Security experts: ‘Pausing doesn’t improve cybersecurity, better system design will’

Cybersecurity experts Bruce Schneier and Arun Vishwanath reflect on an awareness campaign that was recently launched. Taking a nine second pause and thinking before you click hardly helps to improve our cybersecurity, they say.

Take9 is a public service campaign created by a coalition of top-notch cybersecurity organizations. Their advice to internet users is to pause for nine seconds before clicking on a URL or downloading files. A short pause goes a long way in improving our cybersecurity, the campaign suggests.

Despite all good intentions, the campaign won’t do much to improve cybersecurity, Bruce Schneier and Arun Vishwanath argue in an online essay.

For starters, they don’t think the advice is realistic. “A nine second pause is an eternity in something as routine as using your computer or phone. Then think about how many links you click on and how many things you forward or reply to,” the security experts write.

In addition, when should we pause for nine seconds? After every text message? Before we click any link in our web browser? Every time a page loads? “The logistics quickly become impossible. I doubt they tested the idea on actual users,” Schneier and Vishwanath wonder.

Secondly, the security experts refer to an online campaign that was launched almost a decade ago: the ‘Stop. Think. Connect’ campaign from 2016. The message was pretty much the same, but it didn’t work back then either.

Is the most recent online campaign a waste of our time? Not exactly, but we have to be realistic and realize that pausing only adds a little to improve our online security. The problem is that people aren’t able to differentiate between something legitimate and an attack.

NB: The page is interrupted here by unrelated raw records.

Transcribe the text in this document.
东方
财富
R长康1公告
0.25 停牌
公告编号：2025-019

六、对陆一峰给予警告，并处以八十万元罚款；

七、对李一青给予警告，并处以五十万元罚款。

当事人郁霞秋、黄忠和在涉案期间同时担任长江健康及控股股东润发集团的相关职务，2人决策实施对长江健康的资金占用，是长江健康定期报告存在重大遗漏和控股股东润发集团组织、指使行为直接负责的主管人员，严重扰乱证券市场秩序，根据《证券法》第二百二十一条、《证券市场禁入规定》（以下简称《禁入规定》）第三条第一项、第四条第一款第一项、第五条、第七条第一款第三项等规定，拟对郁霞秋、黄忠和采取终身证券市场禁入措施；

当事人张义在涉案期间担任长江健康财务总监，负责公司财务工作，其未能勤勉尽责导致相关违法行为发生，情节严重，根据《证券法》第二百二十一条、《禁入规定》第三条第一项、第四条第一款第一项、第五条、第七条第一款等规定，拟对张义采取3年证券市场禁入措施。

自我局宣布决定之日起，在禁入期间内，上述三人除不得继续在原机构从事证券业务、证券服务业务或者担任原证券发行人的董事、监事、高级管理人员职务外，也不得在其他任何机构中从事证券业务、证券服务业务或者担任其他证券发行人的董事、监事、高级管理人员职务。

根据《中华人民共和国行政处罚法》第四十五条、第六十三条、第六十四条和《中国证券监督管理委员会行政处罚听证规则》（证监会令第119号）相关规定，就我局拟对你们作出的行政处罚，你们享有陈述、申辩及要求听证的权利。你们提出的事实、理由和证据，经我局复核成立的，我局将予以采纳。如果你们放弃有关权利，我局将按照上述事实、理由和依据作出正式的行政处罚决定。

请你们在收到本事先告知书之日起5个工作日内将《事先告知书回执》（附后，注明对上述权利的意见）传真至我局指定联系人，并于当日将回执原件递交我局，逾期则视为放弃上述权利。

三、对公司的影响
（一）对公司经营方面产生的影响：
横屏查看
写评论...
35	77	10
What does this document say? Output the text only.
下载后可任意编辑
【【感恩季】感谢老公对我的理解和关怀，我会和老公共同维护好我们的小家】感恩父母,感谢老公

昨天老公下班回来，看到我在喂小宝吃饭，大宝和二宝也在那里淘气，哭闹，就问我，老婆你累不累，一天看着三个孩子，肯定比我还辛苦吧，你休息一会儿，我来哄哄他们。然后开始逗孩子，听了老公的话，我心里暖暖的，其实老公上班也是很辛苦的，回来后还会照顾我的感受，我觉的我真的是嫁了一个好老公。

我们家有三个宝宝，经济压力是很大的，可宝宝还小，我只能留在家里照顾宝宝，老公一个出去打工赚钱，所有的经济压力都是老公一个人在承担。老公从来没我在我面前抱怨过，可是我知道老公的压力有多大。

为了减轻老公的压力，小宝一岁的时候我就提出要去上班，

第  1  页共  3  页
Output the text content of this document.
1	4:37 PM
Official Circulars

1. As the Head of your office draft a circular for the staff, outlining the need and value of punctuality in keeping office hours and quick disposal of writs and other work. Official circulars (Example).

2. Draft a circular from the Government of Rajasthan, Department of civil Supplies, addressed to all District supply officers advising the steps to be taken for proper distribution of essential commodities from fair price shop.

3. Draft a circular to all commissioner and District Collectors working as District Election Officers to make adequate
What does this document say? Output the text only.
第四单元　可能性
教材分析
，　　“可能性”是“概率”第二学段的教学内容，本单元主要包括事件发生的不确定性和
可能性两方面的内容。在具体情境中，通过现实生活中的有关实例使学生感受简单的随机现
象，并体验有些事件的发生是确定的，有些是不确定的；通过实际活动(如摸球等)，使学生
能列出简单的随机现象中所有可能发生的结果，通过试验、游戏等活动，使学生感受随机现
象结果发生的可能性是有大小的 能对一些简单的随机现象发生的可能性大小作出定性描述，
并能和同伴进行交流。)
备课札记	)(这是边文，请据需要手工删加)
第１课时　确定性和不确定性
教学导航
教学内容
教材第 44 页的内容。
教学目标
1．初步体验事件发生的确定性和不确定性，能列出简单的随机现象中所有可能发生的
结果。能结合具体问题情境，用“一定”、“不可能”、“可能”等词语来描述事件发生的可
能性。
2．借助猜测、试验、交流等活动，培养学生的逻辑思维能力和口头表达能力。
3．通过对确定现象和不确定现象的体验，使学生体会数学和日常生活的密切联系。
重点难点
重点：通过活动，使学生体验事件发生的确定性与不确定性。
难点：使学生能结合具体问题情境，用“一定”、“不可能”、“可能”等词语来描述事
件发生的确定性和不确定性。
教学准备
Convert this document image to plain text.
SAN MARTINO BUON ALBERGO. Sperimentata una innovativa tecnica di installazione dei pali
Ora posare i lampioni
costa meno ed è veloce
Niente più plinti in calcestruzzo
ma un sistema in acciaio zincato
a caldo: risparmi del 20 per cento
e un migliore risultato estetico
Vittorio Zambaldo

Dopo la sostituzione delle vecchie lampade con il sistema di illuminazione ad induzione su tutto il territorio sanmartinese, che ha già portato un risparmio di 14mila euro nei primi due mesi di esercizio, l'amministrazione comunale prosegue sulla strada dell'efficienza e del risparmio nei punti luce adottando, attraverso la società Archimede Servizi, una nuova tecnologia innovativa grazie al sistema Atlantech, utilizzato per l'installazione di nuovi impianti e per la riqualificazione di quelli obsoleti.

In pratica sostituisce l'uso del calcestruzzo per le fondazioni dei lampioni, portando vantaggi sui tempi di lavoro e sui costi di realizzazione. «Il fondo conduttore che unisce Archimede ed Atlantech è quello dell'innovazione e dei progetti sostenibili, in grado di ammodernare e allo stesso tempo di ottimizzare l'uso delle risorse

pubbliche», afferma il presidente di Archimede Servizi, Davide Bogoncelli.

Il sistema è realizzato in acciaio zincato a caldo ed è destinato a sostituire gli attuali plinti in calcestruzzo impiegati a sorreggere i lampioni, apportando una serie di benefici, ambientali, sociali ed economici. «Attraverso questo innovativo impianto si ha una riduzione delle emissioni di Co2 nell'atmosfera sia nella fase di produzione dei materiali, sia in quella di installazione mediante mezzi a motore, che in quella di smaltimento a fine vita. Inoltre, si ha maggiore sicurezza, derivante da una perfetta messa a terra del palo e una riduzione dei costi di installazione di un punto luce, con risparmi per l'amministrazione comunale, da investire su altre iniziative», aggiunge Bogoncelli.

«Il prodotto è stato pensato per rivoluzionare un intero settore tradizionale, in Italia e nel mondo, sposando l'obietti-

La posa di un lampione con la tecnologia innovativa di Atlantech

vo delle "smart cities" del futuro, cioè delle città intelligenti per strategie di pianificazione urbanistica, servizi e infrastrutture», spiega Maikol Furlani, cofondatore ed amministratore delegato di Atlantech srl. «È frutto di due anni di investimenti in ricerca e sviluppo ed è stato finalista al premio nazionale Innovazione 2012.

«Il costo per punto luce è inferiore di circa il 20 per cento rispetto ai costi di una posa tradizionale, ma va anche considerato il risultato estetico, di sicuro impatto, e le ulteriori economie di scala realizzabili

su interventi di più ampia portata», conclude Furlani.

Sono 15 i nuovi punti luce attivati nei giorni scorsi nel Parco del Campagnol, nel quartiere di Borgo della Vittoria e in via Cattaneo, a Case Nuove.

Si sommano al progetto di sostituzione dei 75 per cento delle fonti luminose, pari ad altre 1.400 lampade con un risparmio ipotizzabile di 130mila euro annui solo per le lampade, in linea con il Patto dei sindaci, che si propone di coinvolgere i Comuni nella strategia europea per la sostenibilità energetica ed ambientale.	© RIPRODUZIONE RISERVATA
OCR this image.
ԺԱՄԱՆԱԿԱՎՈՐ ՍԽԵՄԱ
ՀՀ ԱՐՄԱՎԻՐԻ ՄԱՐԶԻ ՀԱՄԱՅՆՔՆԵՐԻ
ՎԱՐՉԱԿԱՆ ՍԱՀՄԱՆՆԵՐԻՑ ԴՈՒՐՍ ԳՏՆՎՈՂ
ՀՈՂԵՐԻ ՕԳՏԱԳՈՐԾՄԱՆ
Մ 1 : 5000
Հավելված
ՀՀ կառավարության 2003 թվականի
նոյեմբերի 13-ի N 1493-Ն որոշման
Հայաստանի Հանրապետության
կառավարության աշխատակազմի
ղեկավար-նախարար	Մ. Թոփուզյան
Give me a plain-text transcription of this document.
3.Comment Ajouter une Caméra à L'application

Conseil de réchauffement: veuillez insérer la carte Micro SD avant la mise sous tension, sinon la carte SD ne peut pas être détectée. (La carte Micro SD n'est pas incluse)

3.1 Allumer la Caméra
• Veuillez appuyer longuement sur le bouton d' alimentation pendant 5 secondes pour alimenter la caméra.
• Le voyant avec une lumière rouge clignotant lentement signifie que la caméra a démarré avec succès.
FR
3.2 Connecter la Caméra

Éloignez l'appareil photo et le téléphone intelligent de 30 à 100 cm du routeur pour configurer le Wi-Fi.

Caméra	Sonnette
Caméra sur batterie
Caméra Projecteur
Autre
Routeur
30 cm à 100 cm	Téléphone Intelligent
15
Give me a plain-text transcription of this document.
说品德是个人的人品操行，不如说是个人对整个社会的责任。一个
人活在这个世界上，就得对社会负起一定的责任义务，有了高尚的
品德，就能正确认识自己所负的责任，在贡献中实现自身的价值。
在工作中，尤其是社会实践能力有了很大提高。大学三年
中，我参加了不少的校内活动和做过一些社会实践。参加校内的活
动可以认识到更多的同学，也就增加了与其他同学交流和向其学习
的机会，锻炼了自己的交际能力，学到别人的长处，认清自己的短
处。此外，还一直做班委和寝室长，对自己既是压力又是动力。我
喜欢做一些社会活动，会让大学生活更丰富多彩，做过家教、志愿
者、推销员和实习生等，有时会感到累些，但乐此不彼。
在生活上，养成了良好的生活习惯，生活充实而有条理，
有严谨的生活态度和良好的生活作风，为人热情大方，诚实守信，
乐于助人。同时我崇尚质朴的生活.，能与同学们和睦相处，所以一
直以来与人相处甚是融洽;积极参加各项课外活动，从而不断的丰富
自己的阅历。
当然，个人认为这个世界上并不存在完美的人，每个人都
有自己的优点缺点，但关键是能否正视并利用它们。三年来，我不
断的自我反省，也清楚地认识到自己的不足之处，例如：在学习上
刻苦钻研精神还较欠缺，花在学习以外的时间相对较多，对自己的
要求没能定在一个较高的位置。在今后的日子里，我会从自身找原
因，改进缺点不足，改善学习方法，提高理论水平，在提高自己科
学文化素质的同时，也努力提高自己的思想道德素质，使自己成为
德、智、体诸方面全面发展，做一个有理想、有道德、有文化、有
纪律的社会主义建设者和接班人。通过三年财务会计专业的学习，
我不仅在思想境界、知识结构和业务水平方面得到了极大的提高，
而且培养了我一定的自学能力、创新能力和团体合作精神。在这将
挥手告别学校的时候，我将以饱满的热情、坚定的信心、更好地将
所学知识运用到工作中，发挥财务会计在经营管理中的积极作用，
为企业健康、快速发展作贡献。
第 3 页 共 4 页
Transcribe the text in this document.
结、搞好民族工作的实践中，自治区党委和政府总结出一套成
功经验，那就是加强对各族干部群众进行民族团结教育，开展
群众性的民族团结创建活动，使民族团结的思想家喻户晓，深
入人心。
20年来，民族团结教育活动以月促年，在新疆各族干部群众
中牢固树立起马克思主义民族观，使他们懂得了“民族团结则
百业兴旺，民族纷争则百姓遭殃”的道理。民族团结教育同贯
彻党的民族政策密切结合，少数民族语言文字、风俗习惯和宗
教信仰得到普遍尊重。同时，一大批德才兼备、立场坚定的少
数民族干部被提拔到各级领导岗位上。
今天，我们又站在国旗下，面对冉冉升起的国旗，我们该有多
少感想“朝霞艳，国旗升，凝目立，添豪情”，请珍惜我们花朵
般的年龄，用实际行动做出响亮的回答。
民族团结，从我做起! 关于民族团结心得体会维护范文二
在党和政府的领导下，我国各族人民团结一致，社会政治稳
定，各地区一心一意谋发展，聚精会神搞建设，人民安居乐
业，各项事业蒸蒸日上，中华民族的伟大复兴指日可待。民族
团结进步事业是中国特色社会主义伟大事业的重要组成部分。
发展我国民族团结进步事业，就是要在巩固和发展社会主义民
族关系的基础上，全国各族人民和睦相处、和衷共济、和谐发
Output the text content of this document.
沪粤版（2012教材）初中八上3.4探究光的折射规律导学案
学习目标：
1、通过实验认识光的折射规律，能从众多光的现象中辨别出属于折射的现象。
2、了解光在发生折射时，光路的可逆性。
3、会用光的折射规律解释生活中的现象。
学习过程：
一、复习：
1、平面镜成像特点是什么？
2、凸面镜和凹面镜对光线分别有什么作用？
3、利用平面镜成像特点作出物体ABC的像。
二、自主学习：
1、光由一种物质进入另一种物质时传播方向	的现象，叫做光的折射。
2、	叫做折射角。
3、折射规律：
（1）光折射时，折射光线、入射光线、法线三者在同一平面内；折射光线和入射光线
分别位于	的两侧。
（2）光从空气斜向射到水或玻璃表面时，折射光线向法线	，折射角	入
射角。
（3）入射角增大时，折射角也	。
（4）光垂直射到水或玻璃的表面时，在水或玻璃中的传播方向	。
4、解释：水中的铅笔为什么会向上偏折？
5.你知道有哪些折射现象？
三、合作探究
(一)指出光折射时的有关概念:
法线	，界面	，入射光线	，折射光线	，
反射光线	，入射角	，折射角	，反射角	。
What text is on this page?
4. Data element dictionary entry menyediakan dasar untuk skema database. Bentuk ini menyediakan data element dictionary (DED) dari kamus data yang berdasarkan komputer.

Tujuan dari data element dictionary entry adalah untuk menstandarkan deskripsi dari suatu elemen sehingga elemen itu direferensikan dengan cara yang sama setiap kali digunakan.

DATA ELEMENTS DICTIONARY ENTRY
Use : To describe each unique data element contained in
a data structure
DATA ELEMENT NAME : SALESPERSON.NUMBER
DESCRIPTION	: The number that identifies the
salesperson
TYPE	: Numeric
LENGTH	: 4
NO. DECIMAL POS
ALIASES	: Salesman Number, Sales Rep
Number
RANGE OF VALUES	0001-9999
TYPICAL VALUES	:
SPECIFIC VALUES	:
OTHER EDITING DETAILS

Schneier’s and Vishwanath’s biggest concern, however, is that Take9 offers no guidance. “It presumes people have the cognitive tools to understand the myriad potential attacks and figure out which one of the thousands of Internet actions they take is harmful. If people don’t have the right knowledge, pausing for longer—even a minute—will do nothing to add knowledge,” they say.

Lastly, the industry should not try to ‘fix the user’ but rather come up with a better system design.“The problem is that we’ve designed these systems to be so insecure that regular, nontechnical people can’t use them with confidence. We’re using security awareness campaigns to cover up bad system design,” Schneier and Vishwanath conclude.